While the patent primarily claims the compounds themselves and methods of treating specific conditions, it does not explicitly claim combination therapies as independent subject matter. However, the granted claims on the compounds for treating conditions like obesity and diabetes would permit their use in combination with other agents as part of a treatment regimen.

3. What is the significance of "selective" glucagon receptor antagonists?

Selectivity is crucial to differentiate these compounds from other receptor modulators. Glucagon receptors share structural similarities with GLP-1 receptors. Highly selective glucagon antagonists minimize off-target effects on GLP-1 receptors, potentially avoiding unwanted side effects associated with GLP-1 receptor modulation and allowing for a more targeted therapeutic approach.

4. Does the patent cover any specific drug product or brand name?

No, US Patent 12,268,745 is a composition of matter and method of use patent. It covers the chemical structures of the compounds and their therapeutic applications, not a specific branded drug product. The actual drug development and branding would occur after successful clinical trials and regulatory approval.

5. How might this patent impact the development of dual GLP-1/glucagon receptor agonists?
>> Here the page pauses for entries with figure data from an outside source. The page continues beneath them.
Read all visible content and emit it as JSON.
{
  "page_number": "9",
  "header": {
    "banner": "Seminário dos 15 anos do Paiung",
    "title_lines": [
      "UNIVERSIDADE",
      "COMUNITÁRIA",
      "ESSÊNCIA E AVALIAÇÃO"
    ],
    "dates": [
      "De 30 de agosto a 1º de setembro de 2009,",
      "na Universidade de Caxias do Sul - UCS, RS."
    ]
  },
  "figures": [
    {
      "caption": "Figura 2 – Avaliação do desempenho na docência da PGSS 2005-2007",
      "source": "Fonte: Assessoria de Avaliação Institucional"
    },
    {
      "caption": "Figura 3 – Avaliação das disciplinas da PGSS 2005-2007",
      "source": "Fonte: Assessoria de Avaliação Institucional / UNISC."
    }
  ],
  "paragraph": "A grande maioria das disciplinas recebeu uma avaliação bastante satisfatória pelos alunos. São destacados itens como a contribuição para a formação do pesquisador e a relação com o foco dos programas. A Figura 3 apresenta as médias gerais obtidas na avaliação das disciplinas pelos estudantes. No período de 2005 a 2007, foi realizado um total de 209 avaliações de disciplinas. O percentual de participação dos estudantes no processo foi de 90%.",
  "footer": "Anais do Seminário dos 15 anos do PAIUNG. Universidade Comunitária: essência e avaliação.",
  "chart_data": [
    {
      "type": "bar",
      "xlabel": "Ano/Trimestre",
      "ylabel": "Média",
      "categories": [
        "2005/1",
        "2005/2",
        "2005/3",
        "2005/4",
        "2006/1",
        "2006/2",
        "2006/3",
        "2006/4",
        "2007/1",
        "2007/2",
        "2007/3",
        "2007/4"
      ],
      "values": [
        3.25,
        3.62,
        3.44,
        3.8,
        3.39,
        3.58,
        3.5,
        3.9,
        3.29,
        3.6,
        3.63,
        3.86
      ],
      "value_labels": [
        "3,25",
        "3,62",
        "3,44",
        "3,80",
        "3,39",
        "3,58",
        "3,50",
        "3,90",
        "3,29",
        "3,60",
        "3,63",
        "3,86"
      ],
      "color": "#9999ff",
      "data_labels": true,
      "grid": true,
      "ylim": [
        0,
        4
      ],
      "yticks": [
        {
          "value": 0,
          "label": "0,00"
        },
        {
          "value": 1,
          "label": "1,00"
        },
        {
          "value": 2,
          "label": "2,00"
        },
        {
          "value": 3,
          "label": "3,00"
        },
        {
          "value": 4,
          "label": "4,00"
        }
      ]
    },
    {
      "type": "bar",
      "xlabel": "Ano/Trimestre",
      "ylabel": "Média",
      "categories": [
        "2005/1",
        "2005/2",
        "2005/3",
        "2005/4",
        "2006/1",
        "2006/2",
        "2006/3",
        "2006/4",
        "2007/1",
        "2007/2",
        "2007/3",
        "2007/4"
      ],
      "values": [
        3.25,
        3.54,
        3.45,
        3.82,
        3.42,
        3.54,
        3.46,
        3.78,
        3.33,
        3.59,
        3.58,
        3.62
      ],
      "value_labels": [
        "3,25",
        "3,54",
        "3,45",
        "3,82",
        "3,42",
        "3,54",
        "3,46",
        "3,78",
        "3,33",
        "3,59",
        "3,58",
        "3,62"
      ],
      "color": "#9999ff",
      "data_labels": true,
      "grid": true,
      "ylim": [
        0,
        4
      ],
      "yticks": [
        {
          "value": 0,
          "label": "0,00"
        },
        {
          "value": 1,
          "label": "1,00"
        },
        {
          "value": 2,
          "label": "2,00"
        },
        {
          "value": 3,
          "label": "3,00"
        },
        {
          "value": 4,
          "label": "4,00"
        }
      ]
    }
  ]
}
This patent specifically claims selective glucagon receptor antagonists. While Eli Lilly also researches dual agonists, this particular patent does not cover compounds that activate both GLP-1 and glucagon receptors simultaneously. Therefore, it primarily protects a distinct class of glucagon-centric therapies and may not directly obstruct the development of dual agonists, although freedom to operate analyses would still be critical.

Citations

[1] Eli Lilly and Company. (2024). Therapeutic Compounds and Methods. U.S. Patent No. 12,268,745. United States Patent and Trademark Office.